Xiao Siyu, Liang Rui, Lucero Emilio, McConnell Bradley K, Chen Zhishi, Chang Jiang, Navran Stephen, Schwartz Robert J, Iyer Dinakar
Department of Biology and Biochemistry, University of Houston, Houston, TX 77204, USA.
Department of Pharmacological and Pharmaceutical Sciences, College of Pharmacy, University of Houston, Houston, TX 77204, USA.

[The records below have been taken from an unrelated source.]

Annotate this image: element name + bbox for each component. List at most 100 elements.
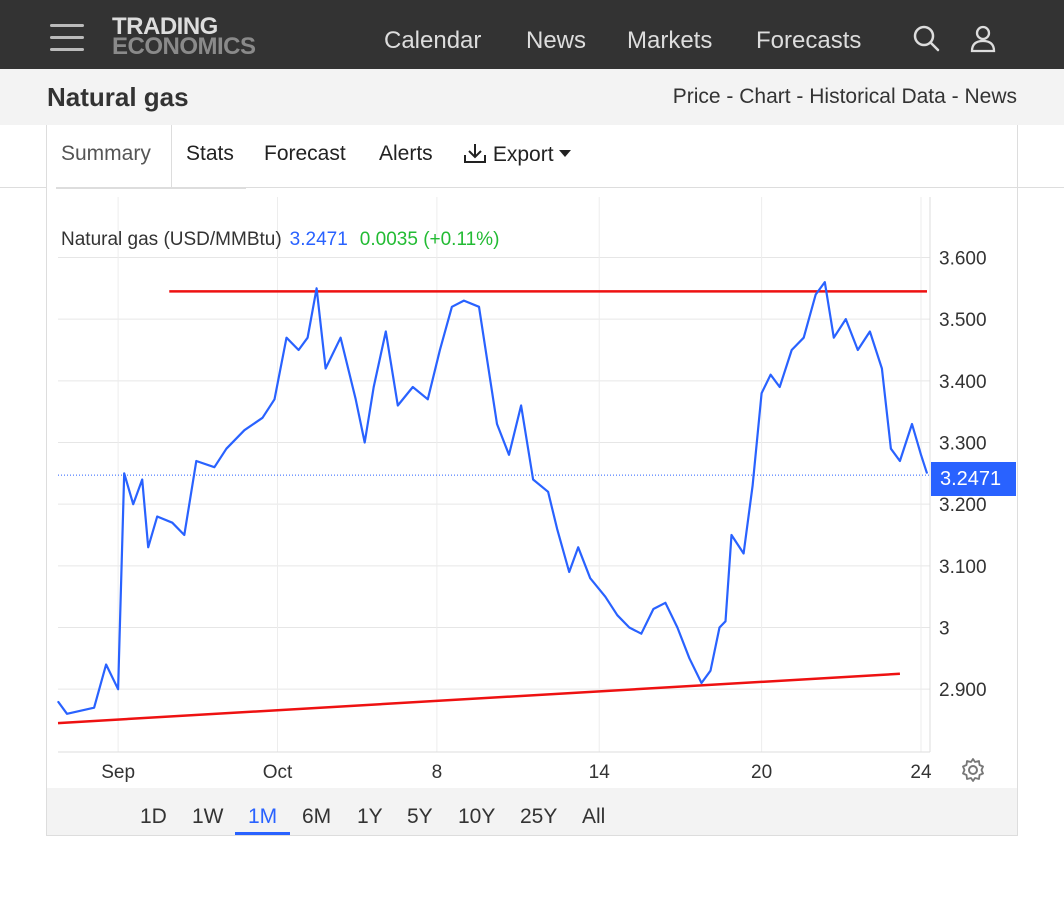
data-point xyxy=(147,546,149,548)
legend-change: 0.0035 (+0.11%) xyxy=(360,229,500,250)
search-icon[interactable] xyxy=(912,24,942,54)
download-icon xyxy=(464,144,486,163)
range-1y[interactable]: 1Y xyxy=(357,805,383,828)
data-point xyxy=(556,528,558,530)
nav-markets[interactable]: Markets xyxy=(627,27,713,54)
data-point xyxy=(688,657,691,659)
data-point xyxy=(412,386,414,388)
data-point xyxy=(664,602,667,604)
range-10y[interactable]: 10Y xyxy=(458,805,496,828)
data-point xyxy=(761,392,763,394)
data-point xyxy=(676,626,679,629)
tab-export[interactable]: Export xyxy=(463,142,572,167)
data-point xyxy=(325,367,327,370)
data-point xyxy=(451,306,453,308)
chart-panel xyxy=(46,125,1018,836)
data-point xyxy=(926,472,928,474)
data-point xyxy=(261,417,264,419)
data-point xyxy=(824,281,826,283)
data-point xyxy=(123,472,125,474)
data-point xyxy=(273,398,276,400)
data-point xyxy=(640,633,642,635)
tabs-divider xyxy=(0,187,1064,188)
data-point xyxy=(156,515,158,518)
data-point xyxy=(532,478,534,481)
x-tick-label: 24 xyxy=(910,762,932,783)
gear-icon[interactable] xyxy=(960,757,986,783)
data-point xyxy=(213,466,215,468)
link-separator: - xyxy=(945,85,965,108)
data-point xyxy=(815,293,817,296)
link-news[interactable]: News xyxy=(964,85,1017,108)
range-1w[interactable]: 1W xyxy=(192,805,224,828)
data-point xyxy=(652,608,655,610)
data-point xyxy=(316,287,318,289)
data-point xyxy=(547,491,549,493)
range-6m[interactable]: 6M xyxy=(302,805,332,828)
data-point xyxy=(478,306,480,308)
data-point xyxy=(132,503,134,505)
range-1d[interactable]: 1D xyxy=(140,805,167,828)
data-point xyxy=(195,460,197,462)
data-point xyxy=(881,367,883,370)
range-5y[interactable]: 5Y xyxy=(407,805,433,828)
trendline xyxy=(57,672,901,725)
logo[interactable]: TRADING ECONOMICS xyxy=(112,15,256,59)
x-tick-label: 14 xyxy=(589,762,611,783)
y-tick-label: 2.900 xyxy=(939,680,987,701)
data-point xyxy=(183,534,185,536)
link-separator: - xyxy=(790,85,810,108)
tab-forecast[interactable]: Forecast xyxy=(264,142,346,165)
data-point xyxy=(385,330,387,333)
data-point xyxy=(364,441,366,444)
top-nav-bar: TRADING ECONOMICS Calendar News Markets … xyxy=(0,0,1064,69)
nav-calendar[interactable]: Calendar xyxy=(384,27,482,54)
data-point xyxy=(66,713,68,715)
nav-forecasts[interactable]: Forecasts xyxy=(756,27,862,54)
data-point xyxy=(373,386,375,388)
data-point xyxy=(568,571,570,573)
range-25y[interactable]: 25Y xyxy=(520,805,558,828)
data-point xyxy=(355,398,357,400)
data-point xyxy=(577,546,579,548)
user-icon[interactable] xyxy=(969,24,999,54)
data-point xyxy=(439,349,441,351)
y-tick-label: 3.500 xyxy=(939,310,987,331)
link-price[interactable]: Price xyxy=(672,85,721,108)
data-point xyxy=(791,349,793,351)
link-historical-data[interactable]: Historical Data xyxy=(809,85,946,108)
y-tick-label: 3.400 xyxy=(939,372,987,393)
export-label: Export xyxy=(492,143,554,166)
data-point xyxy=(779,386,781,388)
chart-axes: 3.600 3.500 3.400 3.300 3.200 3.100 3 2.900 Sep O… xyxy=(58,197,987,783)
link-chart[interactable]: Chart xyxy=(739,85,791,108)
data-point xyxy=(496,423,498,425)
menu-icon[interactable] xyxy=(50,24,84,52)
y-tick-label: 3 xyxy=(939,619,950,640)
data-point xyxy=(397,404,399,407)
data-point xyxy=(105,663,107,666)
data-point xyxy=(743,552,745,555)
tab-alerts[interactable]: Alerts xyxy=(379,142,433,165)
range-selector xyxy=(47,788,1017,835)
data-point xyxy=(141,478,143,481)
link-separator: - xyxy=(720,85,740,108)
active-range-indicator xyxy=(235,832,290,835)
x-tick-label: 8 xyxy=(432,762,443,783)
range-all[interactable]: All xyxy=(582,805,606,828)
data-point xyxy=(890,448,892,450)
range-1m[interactable]: 1M xyxy=(248,805,278,828)
data-point xyxy=(520,404,522,407)
data-point xyxy=(340,337,342,339)
tab-summary[interactable]: Summary xyxy=(61,142,151,165)
x-tick-label: Sep xyxy=(101,762,135,783)
nav-news[interactable]: News xyxy=(526,27,587,54)
x-tick-label: Oct xyxy=(263,762,293,783)
instrument-header: Natural gas Price - Chart - Historical D… xyxy=(0,69,1064,125)
data-point xyxy=(730,534,733,536)
data-point xyxy=(770,374,772,376)
data-point xyxy=(463,300,465,302)
data-point xyxy=(803,337,805,339)
tab-stats[interactable]: Stats xyxy=(186,142,234,165)
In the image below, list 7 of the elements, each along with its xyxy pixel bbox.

J Cardiovasc Aging. 2022 Jul;2(3). doi: 10.20517/jca.2022.20. Epub 2022 Jun 15.
The adult heart lacks the regenerative capacity to self-repair. Serum response factor (SRF) is essential for heart organogenesis, sarcomerogenesis, and contractility. SRF interacts with co-factors, such as NKX2.5 and GATA4, required for cardiac specified gene activity. ETS factors such as ELK1 interact with SRF and drive cell replication. To weaken SRF interactions with NKX2.5 and GATA4, one mutant, SRF153(A3) named STEMIN, did not bind CArG boxes, yet induced stem cell factors such as NANOG and OCT4, cardiomyocyte dedifferentiation, and cell cycle reentry. The mutant YAP5SA of the Hippo pathway also promotes cardiomyocyte proliferation and growth.
Infarcted adult mouse hearts were injected with translatable STEMIN and YAP5SA mmRNA to evaluate their clinical potential.
Mice were pulsed one day later with alpha-EDU and then heart sections were DAPI stained. Replicating cells were identified by immuno-staining against members of the DNA replisome pathway that mark entry to S phase of the cell cycle. Echocardiography was used to determine cardiac function following infarcts and mRNA treatment. To monitor cardiac wall repair, microscopic analysis was performed, and the extent of myocardial fibrosis was analyzed for immune cell infiltration. Injections of STEMIN and YAP5SA mmRNA into the left ventricles of infarcted adult mice promoted a greater than 17-fold increase in the DAPI stained and alpha-EDU marked cardiomyocyte nuclei, within a day. We observed de novo expression of phospho-histone H3, ORC2, MCM2, and CLASPIN. Cardiac function was significantly improved by four weeks post-infarct, and fibrosis and immune cell infiltration were diminished in hearts treated with STEMIN and YAP5SA mmRNA than each alone.
STEMIN and YAP5SA mmRNA improved cardiac function and myocardial fibrosis in left ventricles of infarcted adult mice. The combinatorial use of mmRNA encoding STEMIN and YAP5SA has the potential to become a powerful clinical strategy to treat human heart disease.
成年心脏缺乏自我修复的再生能力。血清反应因子(SRF)对心脏器官发生、肌节发生和收缩性至关重要。SRF与心脏特定基因活性所需的辅助因子相互作用,如NKX2.5和GATA4。ETS因子如ELK1与SRF相互作用并驱动细胞复制。为了削弱SRF与NKX2.5和GATA4的相互作用,一种名为STEMIN的突变体SRF153(A3)不与CArG框结合,但能诱导干细胞因子如NANOG和OCT4、心肌细胞去分化以及细胞周期重新进入。Hippo通路的突变体YAP5SA也能促进心肌细胞增殖和生长。
将可翻译的STEMIN和YAP5SA mRNA注射到梗死的成年小鼠心脏中,以评估它们的临床潜力。
一天后用α-EDU对小鼠进行脉冲处理,然后对心脏切片进行DAPI染色。通过针对标记细胞周期S期进入的DNA复制体途径成员的免疫染色来鉴定复制细胞。使用超声心动图确定梗死和mRNA治疗后的心脏功能。为了监测心脏壁修复情况,进行了显微镜分析,并分析了心肌纤维化程度以检测免疫细胞浸润。将STEMIN和YAP5SA mRNA注射到梗死成年小鼠左心室中,在一天内促进DAPI染色且α-EDU标记的心肌细胞核增加了17倍以上。我们观察到磷酸化组蛋白H3、ORC2、MCM2和CLASPIN的从头表达。梗死四周后心脏功能显著改善,与单独使用STEMIN或YAP5SA mRNA相比,联合使用STEMIN和YAP5SA mRNA治疗的心脏中纤维化和免疫细胞浸润减少。
STEMIN和YAP5SA mRNA改善了梗死成年小鼠左心室的心脏功能和心肌纤维化。编码STEMIN和YAP5SA的mRNA联合使用有可能成为治疗人类心脏病的有力临床策略。